Airlines that shut down flights to Washington over the weekend warned that more would be canceled and that travelers who didn't depart by Tuesday night were likely out of luck. Washington resident Chris Vaughan was fortunate enough to land a seat.
"I'm done with city, urban snow life," said Vaughan, who was going skiing in Utah. He dodged a $100 taxi "snow fare" by having a friend drop him off at Reagan National Airport - in exchange for a bottle of wine.
Others were filling their pantries in case they get stuck at home again.
"Getting around is a pain right now as it is, so slushy and sloppy," said Meghan Garaghan, 28, as she stocked up on staples and sweets at a supermarket in Philadelphia, which got 27 inches of snow. "I don't want to think about what it's going to be like with another foot and a half of snow dumped on top of this mess."
Some spots, including parts of Maryland, had nearly 3 feet of snow from the earlier storm. One scientist said if all that fell on the East Coast were melted, it would fill 12 million Olympic swimming pools or 30,000 Empire State buildings. Philadelphia and Washington each need about nine more inches to give the cities their snowiest winters since 1884, the first year records were kept.
Jerry Bennett, manager of the Strosniders hardware store in Silver Spring, Md., said he sold 500 snow shovels in two hours Friday. Since then, customers have been stalking shipments.
"Every third question is, 'Do you have shovels?"' Bennett said. "Every three hours, we can answer 'yes,' and then they're gone."
The storm that began Friday closed schools, and some 230,000 federal workers in Washington had Monday and Tuesday off. Power was still out for tens of thousands of homes and businesses, and utilities said deep snow was hindering some crews trying to fix damaged power lines before the next storm hits.
The snowbound U.S. Senate met only for a few minutes Monday, and the House called off floor votes on Tuesday.
Majority Leader Harry Reid, wearing a V-neck sweater over his usual shirt and tie, said it was difficult to make it to work on snow-clogged streets and the subway system was running on a limited basis.
Planes weren't the only way out of town. Union Station was bustling with long lines as many passengers decided to try Amtrak after flights were canceled.
Manuel Bernardo, 30, of Bethesda, Md., was on his way to Barcelona, Spain. He bought a ticket to New York and was hoping to make it there in time to catch his flight to Madrid.
"Until this morning, I was happy as pie, because I love snow," he said.
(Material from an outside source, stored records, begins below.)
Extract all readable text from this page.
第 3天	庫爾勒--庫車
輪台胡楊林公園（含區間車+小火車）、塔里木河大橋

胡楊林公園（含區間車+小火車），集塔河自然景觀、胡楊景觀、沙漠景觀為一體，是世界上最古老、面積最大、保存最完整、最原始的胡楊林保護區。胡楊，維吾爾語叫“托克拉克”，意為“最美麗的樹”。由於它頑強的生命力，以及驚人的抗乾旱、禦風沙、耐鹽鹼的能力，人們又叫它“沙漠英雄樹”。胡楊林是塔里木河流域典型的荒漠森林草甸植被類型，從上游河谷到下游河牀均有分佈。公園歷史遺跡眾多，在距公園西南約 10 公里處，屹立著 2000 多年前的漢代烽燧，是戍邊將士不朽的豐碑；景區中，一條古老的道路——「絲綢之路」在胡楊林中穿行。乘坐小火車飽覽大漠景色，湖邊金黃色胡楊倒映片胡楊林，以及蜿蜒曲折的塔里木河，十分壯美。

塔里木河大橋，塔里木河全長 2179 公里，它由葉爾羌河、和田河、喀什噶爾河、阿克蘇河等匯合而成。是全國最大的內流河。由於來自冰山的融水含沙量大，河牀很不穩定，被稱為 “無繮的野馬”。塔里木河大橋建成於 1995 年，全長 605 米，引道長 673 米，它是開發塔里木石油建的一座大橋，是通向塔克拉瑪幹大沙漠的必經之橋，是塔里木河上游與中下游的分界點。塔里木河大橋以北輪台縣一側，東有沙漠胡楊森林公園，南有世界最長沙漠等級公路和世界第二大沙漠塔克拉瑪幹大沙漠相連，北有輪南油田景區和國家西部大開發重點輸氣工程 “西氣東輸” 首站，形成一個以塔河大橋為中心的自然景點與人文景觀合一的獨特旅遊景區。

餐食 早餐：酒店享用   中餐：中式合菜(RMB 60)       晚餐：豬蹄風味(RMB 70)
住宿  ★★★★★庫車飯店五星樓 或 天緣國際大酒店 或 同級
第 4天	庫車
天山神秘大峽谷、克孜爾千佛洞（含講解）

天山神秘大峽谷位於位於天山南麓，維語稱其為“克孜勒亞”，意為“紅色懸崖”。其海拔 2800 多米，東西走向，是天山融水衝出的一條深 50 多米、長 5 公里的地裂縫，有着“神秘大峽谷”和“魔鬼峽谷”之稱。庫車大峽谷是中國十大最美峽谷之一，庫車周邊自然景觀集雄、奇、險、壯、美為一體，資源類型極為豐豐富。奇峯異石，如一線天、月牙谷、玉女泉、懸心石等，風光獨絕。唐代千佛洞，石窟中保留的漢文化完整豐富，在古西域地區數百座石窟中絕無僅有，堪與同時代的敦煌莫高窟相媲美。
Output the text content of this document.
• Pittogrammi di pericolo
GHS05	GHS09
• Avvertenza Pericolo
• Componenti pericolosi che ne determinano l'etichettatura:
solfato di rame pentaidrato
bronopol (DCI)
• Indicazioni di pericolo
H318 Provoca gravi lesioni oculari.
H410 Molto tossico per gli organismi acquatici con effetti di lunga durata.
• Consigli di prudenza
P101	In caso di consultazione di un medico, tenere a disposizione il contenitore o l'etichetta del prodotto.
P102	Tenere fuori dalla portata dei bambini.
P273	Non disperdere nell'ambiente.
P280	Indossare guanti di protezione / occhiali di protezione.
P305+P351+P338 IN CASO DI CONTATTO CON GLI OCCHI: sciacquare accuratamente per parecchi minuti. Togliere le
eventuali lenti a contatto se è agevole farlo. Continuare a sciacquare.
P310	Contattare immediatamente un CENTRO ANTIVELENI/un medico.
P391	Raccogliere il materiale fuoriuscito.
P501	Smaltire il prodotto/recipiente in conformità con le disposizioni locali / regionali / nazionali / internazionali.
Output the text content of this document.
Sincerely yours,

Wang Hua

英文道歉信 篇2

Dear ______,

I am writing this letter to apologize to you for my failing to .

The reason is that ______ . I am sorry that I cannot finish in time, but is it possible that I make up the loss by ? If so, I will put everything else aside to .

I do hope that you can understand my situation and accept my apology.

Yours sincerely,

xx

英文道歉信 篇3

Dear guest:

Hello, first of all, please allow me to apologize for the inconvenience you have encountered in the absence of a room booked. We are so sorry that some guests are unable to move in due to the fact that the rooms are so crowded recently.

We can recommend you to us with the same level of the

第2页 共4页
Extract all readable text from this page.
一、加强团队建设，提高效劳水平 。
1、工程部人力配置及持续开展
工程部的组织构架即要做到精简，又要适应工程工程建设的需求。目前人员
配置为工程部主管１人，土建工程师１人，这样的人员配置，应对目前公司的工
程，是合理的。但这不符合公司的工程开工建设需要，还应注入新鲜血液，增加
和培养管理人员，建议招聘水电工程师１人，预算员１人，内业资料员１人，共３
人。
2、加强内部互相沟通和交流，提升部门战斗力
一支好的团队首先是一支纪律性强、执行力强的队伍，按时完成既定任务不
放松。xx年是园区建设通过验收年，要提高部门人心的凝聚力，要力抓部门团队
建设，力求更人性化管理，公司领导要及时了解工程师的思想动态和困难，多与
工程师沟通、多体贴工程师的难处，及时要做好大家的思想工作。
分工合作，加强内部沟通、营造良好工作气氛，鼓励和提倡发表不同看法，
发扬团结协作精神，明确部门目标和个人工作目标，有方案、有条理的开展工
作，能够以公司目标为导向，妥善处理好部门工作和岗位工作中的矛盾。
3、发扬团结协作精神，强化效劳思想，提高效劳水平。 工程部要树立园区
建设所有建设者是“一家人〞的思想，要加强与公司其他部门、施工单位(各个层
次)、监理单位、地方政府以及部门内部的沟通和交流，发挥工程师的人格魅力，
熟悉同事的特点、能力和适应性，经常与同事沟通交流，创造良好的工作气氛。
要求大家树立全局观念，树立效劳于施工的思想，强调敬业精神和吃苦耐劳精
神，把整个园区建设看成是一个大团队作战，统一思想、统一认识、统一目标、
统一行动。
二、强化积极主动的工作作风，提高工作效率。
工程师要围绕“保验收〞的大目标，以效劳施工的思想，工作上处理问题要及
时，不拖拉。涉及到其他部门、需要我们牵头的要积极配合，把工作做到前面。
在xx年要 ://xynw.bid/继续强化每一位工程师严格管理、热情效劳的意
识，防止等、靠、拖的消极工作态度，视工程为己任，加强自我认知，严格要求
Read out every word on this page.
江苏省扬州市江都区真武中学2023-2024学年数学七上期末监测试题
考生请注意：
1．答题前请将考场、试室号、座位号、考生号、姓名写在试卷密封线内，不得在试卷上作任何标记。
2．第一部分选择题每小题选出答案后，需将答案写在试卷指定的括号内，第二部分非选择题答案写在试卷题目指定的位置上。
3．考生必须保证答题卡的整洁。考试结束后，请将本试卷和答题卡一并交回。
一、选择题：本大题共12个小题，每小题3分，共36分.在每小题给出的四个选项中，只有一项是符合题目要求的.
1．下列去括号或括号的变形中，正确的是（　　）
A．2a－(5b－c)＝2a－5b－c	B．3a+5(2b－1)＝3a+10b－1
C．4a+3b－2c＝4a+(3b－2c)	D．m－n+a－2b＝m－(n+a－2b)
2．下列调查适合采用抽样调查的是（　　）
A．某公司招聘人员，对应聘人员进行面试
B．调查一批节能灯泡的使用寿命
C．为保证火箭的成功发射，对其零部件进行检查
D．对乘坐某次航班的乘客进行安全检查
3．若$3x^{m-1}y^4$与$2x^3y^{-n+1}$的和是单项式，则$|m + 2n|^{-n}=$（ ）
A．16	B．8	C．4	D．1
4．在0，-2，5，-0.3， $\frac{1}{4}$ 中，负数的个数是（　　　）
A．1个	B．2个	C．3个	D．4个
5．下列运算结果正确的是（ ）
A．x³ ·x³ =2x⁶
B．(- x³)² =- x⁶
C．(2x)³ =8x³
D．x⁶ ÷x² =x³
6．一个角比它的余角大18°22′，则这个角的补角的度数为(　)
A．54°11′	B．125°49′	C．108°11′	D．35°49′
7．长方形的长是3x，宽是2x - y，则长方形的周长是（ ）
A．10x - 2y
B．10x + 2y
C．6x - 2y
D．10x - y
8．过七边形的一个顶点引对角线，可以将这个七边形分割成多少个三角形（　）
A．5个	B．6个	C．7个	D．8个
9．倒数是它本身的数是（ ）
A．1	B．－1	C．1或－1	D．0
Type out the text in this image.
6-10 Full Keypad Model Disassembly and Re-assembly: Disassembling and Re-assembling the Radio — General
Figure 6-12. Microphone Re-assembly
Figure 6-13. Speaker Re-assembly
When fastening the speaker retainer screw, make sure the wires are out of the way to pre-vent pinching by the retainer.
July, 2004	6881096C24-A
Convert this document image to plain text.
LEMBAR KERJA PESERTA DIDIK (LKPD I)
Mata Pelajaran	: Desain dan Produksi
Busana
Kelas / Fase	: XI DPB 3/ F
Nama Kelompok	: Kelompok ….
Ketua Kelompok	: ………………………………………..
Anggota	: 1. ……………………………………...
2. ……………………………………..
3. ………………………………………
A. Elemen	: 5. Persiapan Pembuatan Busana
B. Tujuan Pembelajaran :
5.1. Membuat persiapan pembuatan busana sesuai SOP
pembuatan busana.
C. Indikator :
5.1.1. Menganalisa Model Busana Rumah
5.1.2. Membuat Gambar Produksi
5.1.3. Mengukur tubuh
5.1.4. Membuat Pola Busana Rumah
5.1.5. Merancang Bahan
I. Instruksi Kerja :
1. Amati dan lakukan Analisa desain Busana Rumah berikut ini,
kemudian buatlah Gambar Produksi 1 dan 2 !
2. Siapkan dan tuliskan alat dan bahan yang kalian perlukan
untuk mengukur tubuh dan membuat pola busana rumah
In Falls Church, Va., a Washington suburb, Jeff Patmore, 43, was trying to get his Jeep out. The State Department employee's family was running low on supplies - particularly milk for his three young children.
Patmore attempted a grocery run Saturday, but didn't make it far.
"I thought my car could do anything, and I was wrong," he said. "My wonderful neighbors dug me out, and I limped back with my pride injured but everything else intact."
Greg Ten Eyck, a spokesman for Safeway Inc., said road conditions are making it hard for many stores to restock following the "epic" crowds before last week's storm.
A new wave of cold residents was checking into the Hilton in Silver Spring, including Bill and Ann Hilliard and their two elderly cats. Temperatures in their powerless home had dropped into the 40s and with another foot of snow forecast, they didn't want to stay home.
Ann Hilliard recently had part of her leg amputated and their neighbors helped them out of the neighborhood.
"There was no way to get her out otherwise," he said.